Ich habe beim Lesen gelacht. Ich habe mich in die Figuren, allesamt, verliebt. Ich habe mich in dem Schreibstil verloren. Ich habe beim Lesen geweint, meine Augen blieben kaum ein Kapitel trocken. Ich habe schrecklich gelitten, während mir unglaublich viele Szenen persönlich sehr nahe gingen.

Ich möchte deshalb unbedingt erwähnen, dass man diesen Roman nicht mit der Erwartung an eine unterhaltsame Liebesgeschichte angehen sollte, denn das ist dieses Buch nicht. Der Unterhaltungsfaktor ist Nebensache. Man muss sich vielmehr darauf vorbereiten, dass einen diese Gefühle völlig von den Socken reißen und dennoch kann man sich nicht einmal ansatzweise darauf vorbereiten, wie unfassbar großartig und einfühlsam, greifbar und wirklichkeitsnah die gesamte Geschichte am Ende tatsächlich ist. Ich möchte nicht behaupten, dass alles an dem Buch perfekt ist. Aber darum geht es auch gar nicht.

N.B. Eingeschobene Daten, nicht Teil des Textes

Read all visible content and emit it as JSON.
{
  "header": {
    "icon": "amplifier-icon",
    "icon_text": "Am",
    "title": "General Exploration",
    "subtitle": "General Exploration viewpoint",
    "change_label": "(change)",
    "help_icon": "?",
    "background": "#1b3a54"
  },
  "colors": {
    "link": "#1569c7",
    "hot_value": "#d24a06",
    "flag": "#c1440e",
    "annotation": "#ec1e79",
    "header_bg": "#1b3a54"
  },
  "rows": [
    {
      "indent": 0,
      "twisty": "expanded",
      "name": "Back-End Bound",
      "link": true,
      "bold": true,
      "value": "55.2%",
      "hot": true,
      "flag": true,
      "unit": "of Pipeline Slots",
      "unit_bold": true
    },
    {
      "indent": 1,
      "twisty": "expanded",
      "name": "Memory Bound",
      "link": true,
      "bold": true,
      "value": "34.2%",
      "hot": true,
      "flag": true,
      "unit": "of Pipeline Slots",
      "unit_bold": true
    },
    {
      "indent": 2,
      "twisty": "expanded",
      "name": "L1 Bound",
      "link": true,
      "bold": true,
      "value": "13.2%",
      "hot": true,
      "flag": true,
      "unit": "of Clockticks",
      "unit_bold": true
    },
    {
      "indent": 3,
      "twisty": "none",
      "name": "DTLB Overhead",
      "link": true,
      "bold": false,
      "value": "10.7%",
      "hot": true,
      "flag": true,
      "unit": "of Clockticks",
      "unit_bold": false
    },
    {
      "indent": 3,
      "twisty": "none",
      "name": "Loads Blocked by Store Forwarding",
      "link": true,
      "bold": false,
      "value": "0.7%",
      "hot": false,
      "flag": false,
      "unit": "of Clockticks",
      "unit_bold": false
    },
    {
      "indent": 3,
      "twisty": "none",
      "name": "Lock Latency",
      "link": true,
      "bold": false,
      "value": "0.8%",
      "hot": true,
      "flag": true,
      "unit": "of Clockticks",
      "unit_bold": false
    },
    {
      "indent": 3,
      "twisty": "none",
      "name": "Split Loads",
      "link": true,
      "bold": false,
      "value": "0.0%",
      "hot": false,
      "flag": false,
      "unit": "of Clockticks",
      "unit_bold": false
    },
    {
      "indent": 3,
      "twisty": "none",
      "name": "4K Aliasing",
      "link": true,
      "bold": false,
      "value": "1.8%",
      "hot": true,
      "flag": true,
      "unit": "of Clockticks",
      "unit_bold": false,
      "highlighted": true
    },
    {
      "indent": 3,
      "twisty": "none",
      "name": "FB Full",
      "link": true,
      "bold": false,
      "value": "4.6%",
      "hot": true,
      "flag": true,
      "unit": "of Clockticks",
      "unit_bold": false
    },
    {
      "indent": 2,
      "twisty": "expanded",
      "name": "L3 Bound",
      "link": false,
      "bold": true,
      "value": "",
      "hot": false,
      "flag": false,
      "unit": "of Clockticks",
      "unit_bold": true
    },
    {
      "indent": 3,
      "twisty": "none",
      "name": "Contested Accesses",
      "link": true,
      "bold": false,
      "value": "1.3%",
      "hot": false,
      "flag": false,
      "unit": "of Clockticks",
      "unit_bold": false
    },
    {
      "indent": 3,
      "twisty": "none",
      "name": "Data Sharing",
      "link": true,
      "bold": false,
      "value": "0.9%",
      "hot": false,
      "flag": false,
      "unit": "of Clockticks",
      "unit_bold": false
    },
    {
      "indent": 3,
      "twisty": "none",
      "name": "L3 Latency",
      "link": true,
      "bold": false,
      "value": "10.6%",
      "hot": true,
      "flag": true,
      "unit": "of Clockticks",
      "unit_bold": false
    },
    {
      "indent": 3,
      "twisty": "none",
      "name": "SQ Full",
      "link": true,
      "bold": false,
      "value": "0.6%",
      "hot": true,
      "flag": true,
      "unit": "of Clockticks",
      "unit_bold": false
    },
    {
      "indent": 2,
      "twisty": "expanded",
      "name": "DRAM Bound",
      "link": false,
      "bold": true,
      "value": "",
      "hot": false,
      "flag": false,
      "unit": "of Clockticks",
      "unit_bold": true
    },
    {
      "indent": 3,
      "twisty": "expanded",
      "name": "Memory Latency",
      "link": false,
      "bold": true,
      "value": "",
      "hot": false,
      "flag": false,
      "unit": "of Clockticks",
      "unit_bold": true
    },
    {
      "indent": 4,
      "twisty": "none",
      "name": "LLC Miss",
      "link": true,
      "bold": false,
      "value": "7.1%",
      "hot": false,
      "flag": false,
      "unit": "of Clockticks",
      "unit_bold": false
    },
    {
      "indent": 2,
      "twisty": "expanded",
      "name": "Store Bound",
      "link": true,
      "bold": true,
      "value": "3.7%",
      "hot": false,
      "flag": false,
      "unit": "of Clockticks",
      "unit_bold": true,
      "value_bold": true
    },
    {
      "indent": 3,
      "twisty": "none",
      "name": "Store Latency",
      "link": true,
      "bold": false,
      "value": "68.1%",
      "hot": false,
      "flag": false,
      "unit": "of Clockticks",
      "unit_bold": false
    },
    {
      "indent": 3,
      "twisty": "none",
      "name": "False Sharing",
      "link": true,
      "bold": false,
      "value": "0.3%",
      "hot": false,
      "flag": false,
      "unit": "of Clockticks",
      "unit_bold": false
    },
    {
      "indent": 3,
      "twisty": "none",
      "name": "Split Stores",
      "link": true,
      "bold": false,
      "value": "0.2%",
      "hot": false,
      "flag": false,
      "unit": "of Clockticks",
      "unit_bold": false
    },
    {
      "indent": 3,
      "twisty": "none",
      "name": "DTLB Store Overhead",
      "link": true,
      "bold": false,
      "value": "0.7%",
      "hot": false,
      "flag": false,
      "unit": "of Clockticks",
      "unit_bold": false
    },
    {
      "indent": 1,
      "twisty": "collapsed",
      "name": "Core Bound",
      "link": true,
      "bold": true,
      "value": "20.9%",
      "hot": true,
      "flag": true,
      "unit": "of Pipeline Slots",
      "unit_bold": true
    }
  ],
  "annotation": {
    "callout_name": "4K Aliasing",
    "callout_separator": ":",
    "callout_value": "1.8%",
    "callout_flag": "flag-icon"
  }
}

„Fly & Forget“ ist für mich ein ganz besonderes Buch, dass mir unfassbar viel bedeutet und daher für immer einen ganz speziellen Platz in meinem Herzen haben wird. Ich kann es definitiv weiterempfehlen, aber wie gesagt, nicht unbedingt an die zart besaiteten unter uns ;-) ich geben dem Buch 5 von 5 Sterne.